Te KiwiSaver mā te kaimahi he āhuatanga motuhake ōna KiwiSaver for employees with special circumstances
KiwiSaver deductions and employer contributions may change depending on your employee’s situation.
Employees aged 60 years or over
There's a withdrawal rule for employees who joined KiwiSaver before 1 July 2019. The rule is members must be in KiwiSaver for at least 5 years before they can withdraw their savings.
From 1 April 2020 your employee can choose to exit KiwiSaver when they turn 65. They do not need to be locked in for 5 years.
If your employee does not choose to exit KiwiSaver you’ll need to continue:
- deducting KiwiSaver contributions from their pay (unless they’re on a savings suspension)
- paying compulsory employer contributions.
Keep doing this until your employee either:
- completes their 5 year lock in period
- opts out during the lock in period (they can do this anytime after becoming eligible for NZ Super)
When any of these happens stop compulsory employer contributions.
An employee may continue their deductions beyond the 5 year lock in period.

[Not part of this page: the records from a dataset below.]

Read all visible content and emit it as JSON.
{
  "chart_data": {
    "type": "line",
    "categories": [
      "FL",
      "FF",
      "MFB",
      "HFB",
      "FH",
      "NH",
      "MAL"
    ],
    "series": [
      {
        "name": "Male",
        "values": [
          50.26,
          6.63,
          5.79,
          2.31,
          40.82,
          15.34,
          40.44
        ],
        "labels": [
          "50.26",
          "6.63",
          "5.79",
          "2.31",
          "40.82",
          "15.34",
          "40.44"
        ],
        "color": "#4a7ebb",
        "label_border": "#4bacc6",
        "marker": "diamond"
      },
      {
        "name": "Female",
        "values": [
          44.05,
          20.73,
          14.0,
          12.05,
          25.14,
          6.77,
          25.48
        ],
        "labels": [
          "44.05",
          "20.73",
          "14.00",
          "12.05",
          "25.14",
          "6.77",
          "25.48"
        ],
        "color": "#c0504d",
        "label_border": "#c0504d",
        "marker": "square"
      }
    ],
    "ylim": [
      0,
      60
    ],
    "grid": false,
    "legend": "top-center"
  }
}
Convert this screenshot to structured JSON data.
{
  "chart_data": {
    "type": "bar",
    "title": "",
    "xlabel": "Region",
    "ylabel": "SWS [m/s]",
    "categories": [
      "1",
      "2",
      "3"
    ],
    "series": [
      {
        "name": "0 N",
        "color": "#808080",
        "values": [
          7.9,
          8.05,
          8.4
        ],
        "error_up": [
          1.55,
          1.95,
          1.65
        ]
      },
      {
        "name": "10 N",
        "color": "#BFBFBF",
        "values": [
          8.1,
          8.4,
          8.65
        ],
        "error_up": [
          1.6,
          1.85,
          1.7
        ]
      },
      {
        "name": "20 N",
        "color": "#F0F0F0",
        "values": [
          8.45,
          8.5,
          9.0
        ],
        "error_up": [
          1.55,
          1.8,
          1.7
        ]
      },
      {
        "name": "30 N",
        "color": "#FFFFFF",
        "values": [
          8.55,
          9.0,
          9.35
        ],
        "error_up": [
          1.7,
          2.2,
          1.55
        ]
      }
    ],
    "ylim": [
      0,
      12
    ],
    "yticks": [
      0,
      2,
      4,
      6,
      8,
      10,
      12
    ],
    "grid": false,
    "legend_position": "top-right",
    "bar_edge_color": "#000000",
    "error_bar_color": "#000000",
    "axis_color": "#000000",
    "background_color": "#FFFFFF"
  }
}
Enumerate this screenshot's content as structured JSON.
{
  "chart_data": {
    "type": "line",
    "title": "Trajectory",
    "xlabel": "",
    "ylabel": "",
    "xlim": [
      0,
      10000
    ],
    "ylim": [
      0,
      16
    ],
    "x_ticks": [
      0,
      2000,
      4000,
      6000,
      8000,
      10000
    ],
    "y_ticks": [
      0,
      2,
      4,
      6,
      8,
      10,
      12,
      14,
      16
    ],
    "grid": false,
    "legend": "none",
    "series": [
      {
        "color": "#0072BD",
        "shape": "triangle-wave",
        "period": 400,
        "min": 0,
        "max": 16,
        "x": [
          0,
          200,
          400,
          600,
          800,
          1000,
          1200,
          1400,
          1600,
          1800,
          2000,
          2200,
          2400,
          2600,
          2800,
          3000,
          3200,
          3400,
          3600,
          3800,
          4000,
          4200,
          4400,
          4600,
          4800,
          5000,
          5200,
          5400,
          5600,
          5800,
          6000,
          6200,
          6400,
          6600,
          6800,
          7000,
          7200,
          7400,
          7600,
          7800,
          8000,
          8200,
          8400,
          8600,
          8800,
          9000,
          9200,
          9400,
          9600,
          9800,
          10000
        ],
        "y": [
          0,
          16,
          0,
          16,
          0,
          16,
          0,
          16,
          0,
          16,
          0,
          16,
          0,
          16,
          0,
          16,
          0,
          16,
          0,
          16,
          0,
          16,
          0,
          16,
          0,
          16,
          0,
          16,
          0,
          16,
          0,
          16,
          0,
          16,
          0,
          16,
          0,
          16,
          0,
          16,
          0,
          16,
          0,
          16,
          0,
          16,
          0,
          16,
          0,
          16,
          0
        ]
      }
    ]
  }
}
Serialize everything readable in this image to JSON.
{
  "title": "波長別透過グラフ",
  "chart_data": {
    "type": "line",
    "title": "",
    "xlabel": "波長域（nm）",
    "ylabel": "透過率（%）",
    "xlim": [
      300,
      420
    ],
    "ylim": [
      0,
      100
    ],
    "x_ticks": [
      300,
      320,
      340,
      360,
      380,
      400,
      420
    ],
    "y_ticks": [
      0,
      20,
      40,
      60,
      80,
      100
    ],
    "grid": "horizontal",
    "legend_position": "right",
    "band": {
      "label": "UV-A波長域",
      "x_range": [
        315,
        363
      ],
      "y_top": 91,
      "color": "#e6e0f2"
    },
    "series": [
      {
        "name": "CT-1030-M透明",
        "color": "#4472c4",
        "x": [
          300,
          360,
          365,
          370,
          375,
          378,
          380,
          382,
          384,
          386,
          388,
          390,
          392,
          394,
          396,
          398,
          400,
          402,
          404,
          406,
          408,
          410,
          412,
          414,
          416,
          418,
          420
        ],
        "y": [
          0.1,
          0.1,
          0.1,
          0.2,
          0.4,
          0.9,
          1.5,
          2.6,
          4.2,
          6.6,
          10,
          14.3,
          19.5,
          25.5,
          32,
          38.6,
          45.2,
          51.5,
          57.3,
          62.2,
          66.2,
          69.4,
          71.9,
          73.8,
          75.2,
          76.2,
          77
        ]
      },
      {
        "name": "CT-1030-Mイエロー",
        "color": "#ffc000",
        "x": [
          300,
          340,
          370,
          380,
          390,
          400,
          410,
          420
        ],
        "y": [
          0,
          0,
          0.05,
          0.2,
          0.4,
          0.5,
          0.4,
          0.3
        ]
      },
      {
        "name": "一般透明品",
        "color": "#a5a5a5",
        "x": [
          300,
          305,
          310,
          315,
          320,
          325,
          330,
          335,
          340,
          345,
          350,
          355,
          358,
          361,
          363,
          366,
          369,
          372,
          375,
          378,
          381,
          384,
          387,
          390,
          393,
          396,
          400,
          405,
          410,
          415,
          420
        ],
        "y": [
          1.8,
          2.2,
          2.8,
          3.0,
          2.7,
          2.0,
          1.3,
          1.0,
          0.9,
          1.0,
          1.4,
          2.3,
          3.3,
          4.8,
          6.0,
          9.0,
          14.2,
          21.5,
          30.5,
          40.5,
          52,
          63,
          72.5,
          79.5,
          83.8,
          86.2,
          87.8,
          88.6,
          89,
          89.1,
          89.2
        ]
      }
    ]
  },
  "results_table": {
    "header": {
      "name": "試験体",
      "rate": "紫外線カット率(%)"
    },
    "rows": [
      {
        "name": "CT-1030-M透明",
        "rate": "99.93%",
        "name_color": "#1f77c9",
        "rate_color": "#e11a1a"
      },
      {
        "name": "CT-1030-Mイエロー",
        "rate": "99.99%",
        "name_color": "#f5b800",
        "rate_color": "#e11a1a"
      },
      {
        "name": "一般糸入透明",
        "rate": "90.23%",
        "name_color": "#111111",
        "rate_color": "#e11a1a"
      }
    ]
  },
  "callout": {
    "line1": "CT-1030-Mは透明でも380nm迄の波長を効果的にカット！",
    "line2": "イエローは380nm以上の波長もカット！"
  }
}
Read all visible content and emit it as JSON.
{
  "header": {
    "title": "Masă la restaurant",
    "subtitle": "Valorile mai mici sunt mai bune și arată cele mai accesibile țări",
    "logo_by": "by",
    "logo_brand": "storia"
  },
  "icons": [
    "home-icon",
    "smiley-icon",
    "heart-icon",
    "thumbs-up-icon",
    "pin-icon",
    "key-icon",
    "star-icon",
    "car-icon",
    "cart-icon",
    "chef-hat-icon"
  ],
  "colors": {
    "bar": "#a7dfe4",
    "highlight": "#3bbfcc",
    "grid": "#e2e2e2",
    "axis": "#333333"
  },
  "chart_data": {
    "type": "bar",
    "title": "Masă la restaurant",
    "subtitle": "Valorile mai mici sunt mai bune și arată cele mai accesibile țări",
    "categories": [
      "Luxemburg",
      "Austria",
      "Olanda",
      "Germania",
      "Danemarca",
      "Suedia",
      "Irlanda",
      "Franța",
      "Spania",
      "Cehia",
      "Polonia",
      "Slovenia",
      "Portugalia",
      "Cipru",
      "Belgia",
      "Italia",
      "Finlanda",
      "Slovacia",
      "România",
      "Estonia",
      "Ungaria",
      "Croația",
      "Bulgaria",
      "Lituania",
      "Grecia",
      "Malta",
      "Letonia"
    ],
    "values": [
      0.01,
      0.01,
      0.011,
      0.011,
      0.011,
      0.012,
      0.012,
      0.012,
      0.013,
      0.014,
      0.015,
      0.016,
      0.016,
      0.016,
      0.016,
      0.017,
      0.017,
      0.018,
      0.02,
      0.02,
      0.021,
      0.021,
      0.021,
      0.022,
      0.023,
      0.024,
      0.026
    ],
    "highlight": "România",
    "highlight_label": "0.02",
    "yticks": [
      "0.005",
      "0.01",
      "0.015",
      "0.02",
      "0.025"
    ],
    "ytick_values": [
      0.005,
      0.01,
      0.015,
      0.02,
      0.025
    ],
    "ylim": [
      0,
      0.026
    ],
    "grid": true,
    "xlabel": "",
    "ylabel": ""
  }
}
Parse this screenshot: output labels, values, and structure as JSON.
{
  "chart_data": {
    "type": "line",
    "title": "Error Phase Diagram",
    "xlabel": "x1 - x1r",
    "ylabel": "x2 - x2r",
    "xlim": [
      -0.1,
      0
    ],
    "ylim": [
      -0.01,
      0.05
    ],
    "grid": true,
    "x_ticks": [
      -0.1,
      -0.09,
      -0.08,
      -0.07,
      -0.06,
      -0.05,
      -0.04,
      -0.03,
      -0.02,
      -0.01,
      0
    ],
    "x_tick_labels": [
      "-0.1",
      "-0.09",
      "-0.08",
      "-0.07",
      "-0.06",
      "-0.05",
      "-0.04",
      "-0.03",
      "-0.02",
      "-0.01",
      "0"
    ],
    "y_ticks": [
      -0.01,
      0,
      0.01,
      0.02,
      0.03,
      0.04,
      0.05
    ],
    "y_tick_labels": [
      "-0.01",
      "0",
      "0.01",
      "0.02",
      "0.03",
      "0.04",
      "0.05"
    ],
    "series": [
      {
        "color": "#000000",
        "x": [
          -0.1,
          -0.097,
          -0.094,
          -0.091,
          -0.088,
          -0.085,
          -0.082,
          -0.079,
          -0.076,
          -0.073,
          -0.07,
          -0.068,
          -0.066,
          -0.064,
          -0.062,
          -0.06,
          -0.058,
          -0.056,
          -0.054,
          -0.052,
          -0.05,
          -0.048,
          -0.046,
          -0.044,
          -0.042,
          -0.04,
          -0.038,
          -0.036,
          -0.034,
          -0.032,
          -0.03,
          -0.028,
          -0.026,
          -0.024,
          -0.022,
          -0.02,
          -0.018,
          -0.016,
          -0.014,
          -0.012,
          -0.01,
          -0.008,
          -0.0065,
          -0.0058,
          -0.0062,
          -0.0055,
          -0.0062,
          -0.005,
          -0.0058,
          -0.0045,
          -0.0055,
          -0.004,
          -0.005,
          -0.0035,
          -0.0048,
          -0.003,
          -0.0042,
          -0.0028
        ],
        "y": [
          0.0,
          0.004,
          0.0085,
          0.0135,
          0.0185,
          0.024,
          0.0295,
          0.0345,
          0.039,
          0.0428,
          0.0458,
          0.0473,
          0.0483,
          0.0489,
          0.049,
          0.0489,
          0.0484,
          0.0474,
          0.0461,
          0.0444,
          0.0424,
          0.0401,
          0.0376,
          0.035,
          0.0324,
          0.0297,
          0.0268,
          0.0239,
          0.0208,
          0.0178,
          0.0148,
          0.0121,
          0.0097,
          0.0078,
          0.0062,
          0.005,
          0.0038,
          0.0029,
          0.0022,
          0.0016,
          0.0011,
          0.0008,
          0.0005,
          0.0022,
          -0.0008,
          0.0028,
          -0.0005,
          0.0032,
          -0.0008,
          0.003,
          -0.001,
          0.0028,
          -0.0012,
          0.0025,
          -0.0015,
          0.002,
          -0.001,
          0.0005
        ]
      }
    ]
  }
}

To stop they must give you a Non-deduction notice - KS51.
Employees on accident compensation
If you take part in the ACC partnership programme, or have an ACC employer reimbursement agreement, you continue:
- paying an employee after an accident
- deducting their KiwiSaver contributions from these payments.
Your employee can stop deductions from their pay with a savings suspension notice.
If your employee continues deductions, you can choose to continue making employer contributions.
When ACC pays weekly compensation to your employee, you can stop:
- deductions from their pay
- paying employer contributions.
Employees on paid parental leave
If you continue to pay your employee while they’re receiving paid parental leave, keep:
- deducting employee contributions
- making employer contributions unless they’re on a savings suspension.
When an employee returns to work re-start deductions and your contributions.